Charlie Hooks charliehooks@earthlink.net
Tue, 06 Aug 2002 18:03:26 -0500


on 8/6/02 1:12 PM, Nancy Giffin at nancyink@ulink.net wrote:

> So while it may
> be a shame that we missed out on classic material, it's not our fault for
> not knowing what our elders know.

    You're absolutely right, Nancy: it's not the kids' fault.  But I'm not
sure Jim was saying that, either.  I know that as I was reading his note
(and shaking my head in agreement), I was thinking NOT "what silly kids!"
but that "our generation just isn't being able to pass on that which was
passed on to us."  

    "Beautiful Dreamer" wasn't "our" generation's music.  It wasn't even our
great-grandfathers' music.  It was All Generations' music, a Stephen Foster
song, a song that my generation learned--well, God knows where--from the
culture in general?  Not from the radio, especially.  Glenn Miller was on
the radio, not Stephen Foster.  But we learned those songs SOMEWHERE.  Same
place we learned "The Little Brown Church in the Vale" and "The Spanish
Cavalier" and "Reuben and Rachael" and "Frankie and Johnnie" and "Loch
Lomand" and and...

    Wherever we went to learn things like that, we don't go there anymore.

    We watch TV instead?  Is that what's happened?  That's surely part of
it. An enormous part of our cultural base just isn't getting passed along:
nursery rhymes, Stevenson's poems (what kid knows "Oh How I Like to Go Up in
a Swing"?), things that have been around much longer than I have, longer
than my grandfather was.  This knowledge has been held in common by the
generations--until the present generation, which does know a few things: it
knows Winnie the Pooh (because of TV) and it knows Tolkein (because of the
movies).  Dr. Seuss we are lucky to have.  And Maurice Sendac.  So we are
adding to; but we're losing much too much.

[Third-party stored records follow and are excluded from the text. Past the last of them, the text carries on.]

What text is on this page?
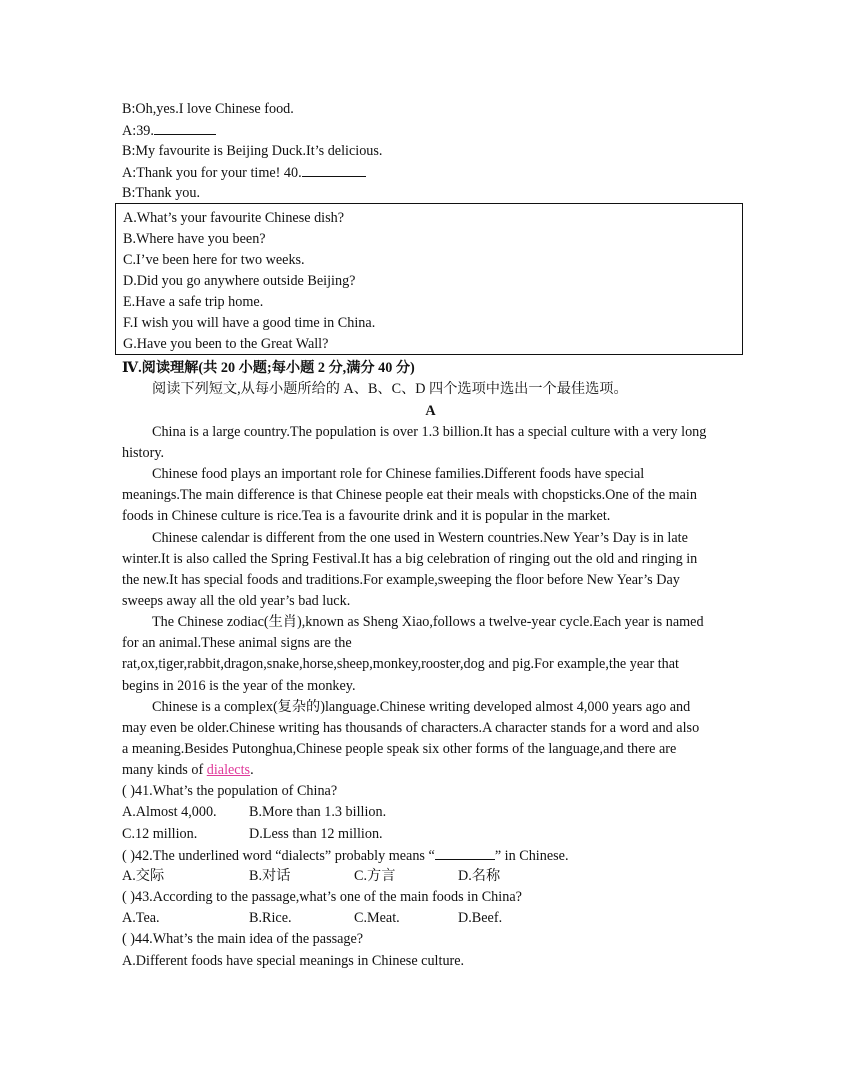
B:Oh,yes.I love Chinese food.
A:39.
B:My favourite is Beijing Duck.It’s delicious.
A:Thank you for your time! 40.
B:Thank you.
A.What’s your favourite Chinese dish?
B.Where have you been?
C.I’ve been here for two weeks.
D.Did you go anywhere outside Beijing?
E.Have a safe trip home.
F.I wish you will have a good time in China.
G.Have you been to the Great Wall?
Ⅳ.阅读理解(共 20 小题;每小题 2 分,满分 40 分)
阅读下列短文,从每小题所给的 A、B、C、D 四个选项中选出一个最佳选项。
A
China is a large country.The population is over 1.3 billion.It has a special culture with a very long
history.
Chinese food plays an important role for Chinese families.Different foods have special
meanings.The main difference is that Chinese people eat their meals with chopsticks.One of the main
foods in Chinese culture is rice.Tea is a favourite drink and it is popular in the market.
Chinese calendar is different from the one used in Western countries.New Year’s Day is in late
winter.It is also called the Spring Festival.It has a big celebration of ringing out the old and ringing in
the new.It has special foods and traditions.For example,sweeping the floor before New Year’s Day
sweeps away all the old year’s bad luck.
The Chinese zodiac(生肖),known as Sheng Xiao,follows a twelve-year cycle.Each year is named
for an animal.These animal signs are the
rat,ox,tiger,rabbit,dragon,snake,horse,sheep,monkey,rooster,dog and pig.For example,the year that
begins in 2016 is the year of the monkey.
Chinese is a complex(复杂的)language.Chinese writing developed almost 4,000 years ago and
may even be older.Chinese writing has thousands of characters.A character stands for a word and also
a meaning.Besides Putonghua,Chinese people speak six other forms of the language,and there are
many kinds of dialects.
( )41.What’s the population of China?
A.Almost 4,000. B.More than 1.3 billion.
C.12 million.	D.Less than 12 million.
( )42.The underlined word “dialects” probably means “	” in Chinese.
A.交际	B.对话	C.方言	D.名称
( )43.According to the passage,what’s one of the main foods in China?
A.Tea.	B.Rice.	C.Meat.	D.Beef.
( )44.What’s the main idea of the passage?
A.Different foods have special meanings in Chinese culture.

    I think that's what was bothering Jim.  Of course, he did say: "she
didn't want to hear about it.  I am pissed about this.  Public TV ran a nice
special on Foster recently and I was hoping my kids might watch it.  I know
they didn't."  But the scandal to me is not that the kids "don't want to
hear about it," but that they still need to hear about it at all!  They've
been through 12 years of at-least-lets-pretend-it's-school, and they don't
know Stephen Foster??  Don't know "Sewanee River"??

    Our bucket's got a hole in it!  We're leaking culture like a sieve.

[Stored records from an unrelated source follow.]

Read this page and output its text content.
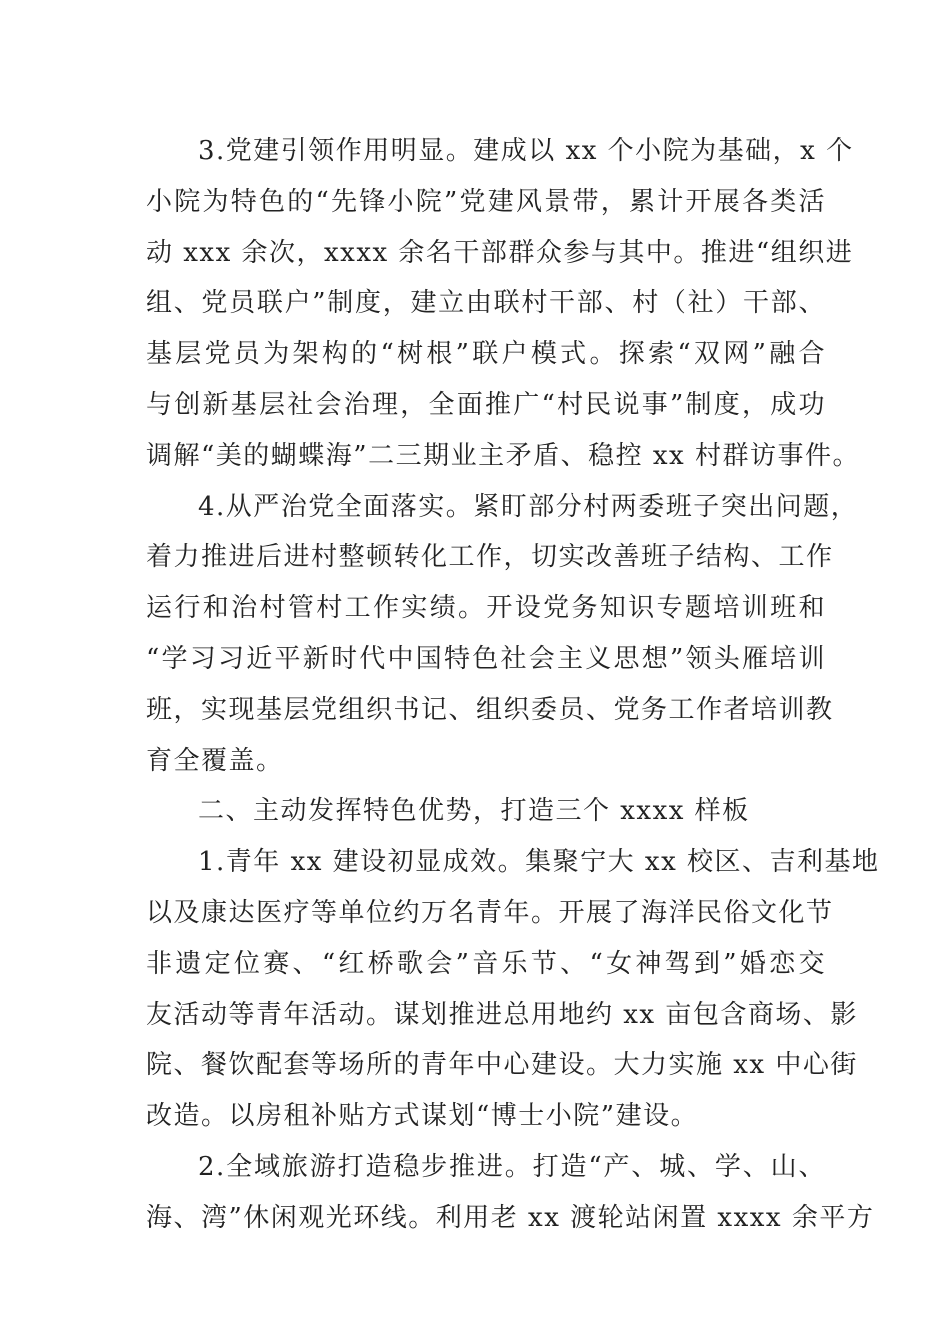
3.党建引领作用明显。建成以 xx 个小院为基础，x 个
小院为特色的“先锋小院”党建风景带，累计开展各类活
动 xxx 余次，xxxx 余名干部群众参与其中。推进“组织进
组、党员联户”制度，建立由联村干部、村（社）干部、
基层党员为架构的“树根”联户模式。探索“双网”融合
与创新基层社会治理，全面推广“村民说事”制度，成功
调解“美的蝴蝶海”二三期业主矛盾、稳控 xx 村群访事件。
4.从严治党全面落实。紧盯部分村两委班子突出问题，
着力推进后进村整顿转化工作，切实改善班子结构、工作
运行和治村管村工作实绩。开设党务知识专题培训班和
“学习习近平新时代中国特色社会主义思想”领头雁培训
班，实现基层党组织书记、组织委员、党务工作者培训教
育全覆盖。
二、主动发挥特色优势，打造三个 xxxx 样板
1.青年 xx 建设初显成效。集聚宁大 xx 校区、吉利基地
以及康达医疗等单位约万名青年。开展了海洋民俗文化节
非遗定位赛、“红桥歌会”音乐节、“女神驾到”婚恋交
友活动等青年活动。谋划推进总用地约 xx 亩包含商场、影
院、餐饮配套等场所的青年中心建设。大力实施 xx 中心街
改造。以房租补贴方式谋划“博士小院”建设。
2.全域旅游打造稳步推进。打造“产、城、学、山、
海、湾”休闲观光环线。利用老 xx 渡轮站闲置 xxxx 余平方
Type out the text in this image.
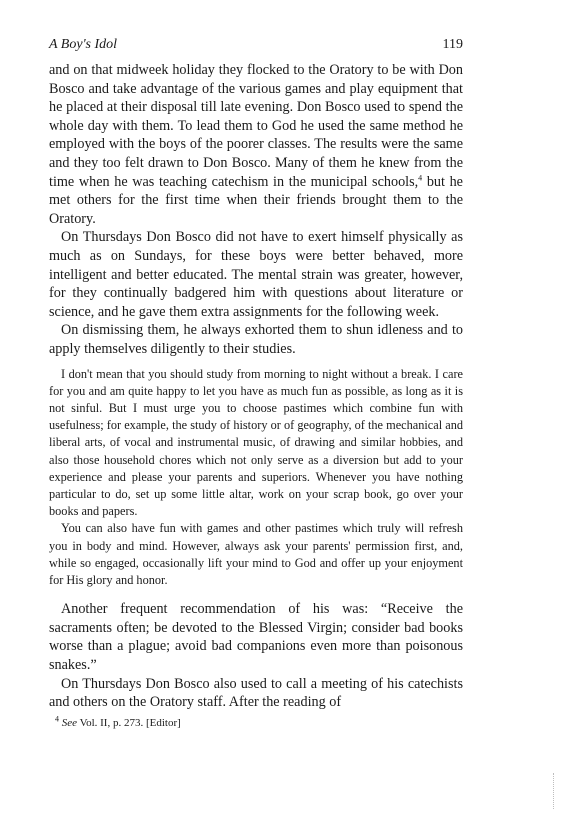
A Boy's Idol	119

and on that midweek holiday they flocked to the Oratory to be with Don Bosco and take advantage of the various games and play equipment that he placed at their disposal till late evening. Don Bosco used to spend the whole day with them. To lead them to God he used the same method he employed with the boys of the poorer classes. The results were the same and they too felt drawn to Don Bosco. Many of them he knew from the time when he was teaching catechism in the municipal schools,$^4$ but he met others for the first time when their friends brought them to the Oratory.

On Thursdays Don Bosco did not have to exert himself physically as much as on Sundays, for these boys were better behaved, more intelligent and better educated. The mental strain was greater, however, for they continually badgered him with questions about literature or science, and he gave them extra assignments for the following week.

On dismissing them, he always exhorted them to shun idleness and to apply themselves diligently to their studies.

I don't mean that you should study from morning to night without a break. I care for you and am quite happy to let you have as much fun as possible, as long as it is not sinful. But I must urge you to choose pastimes which combine fun with usefulness; for example, the study of history or of geography, of the mechanical and liberal arts, of vocal and instrumental music, of drawing and similar hobbies, and also those household chores which not only serve as a diversion but add to your experience and please your parents and superiors. Whenever you have nothing particular to do, set up some little altar, work on your scrap book, go over your books and papers.

You can also have fun with games and other pastimes which truly will refresh you in body and mind. However, always ask your parents' permission first, and, while so engaged, occasionally lift your mind to God and offer up your enjoyment for His glory and honor.

Another frequent recommendation of his was: “Receive the sacraments often; be devoted to the Blessed Virgin; consider bad books worse than a plague; avoid bad companions even more than poisonous snakes.”

On Thursdays Don Bosco also used to call a meeting of his catechists and others on the Oratory staff. After the reading of

$^4$ See Vol. II, p. 273. [Editor]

    Your point about learning between generations being a two way street is
well taken.  But one must not carry this too far: the difference between a
person who has learned a great deal and one who hasn't yet is vast, and it's
no good pretending otherwise.  Jim knows a great about music and musicians,
knowledge he has acquired at cost; his kids (like any kids) spurn this
knowledge to their loss, not his.  (He's also much more tolerant than I am:
he'll defend the Beatles top and bottom; I won't.)  But he worries about
those kids because they're his.

    All young people should be like you, Nancy: may we please clone you?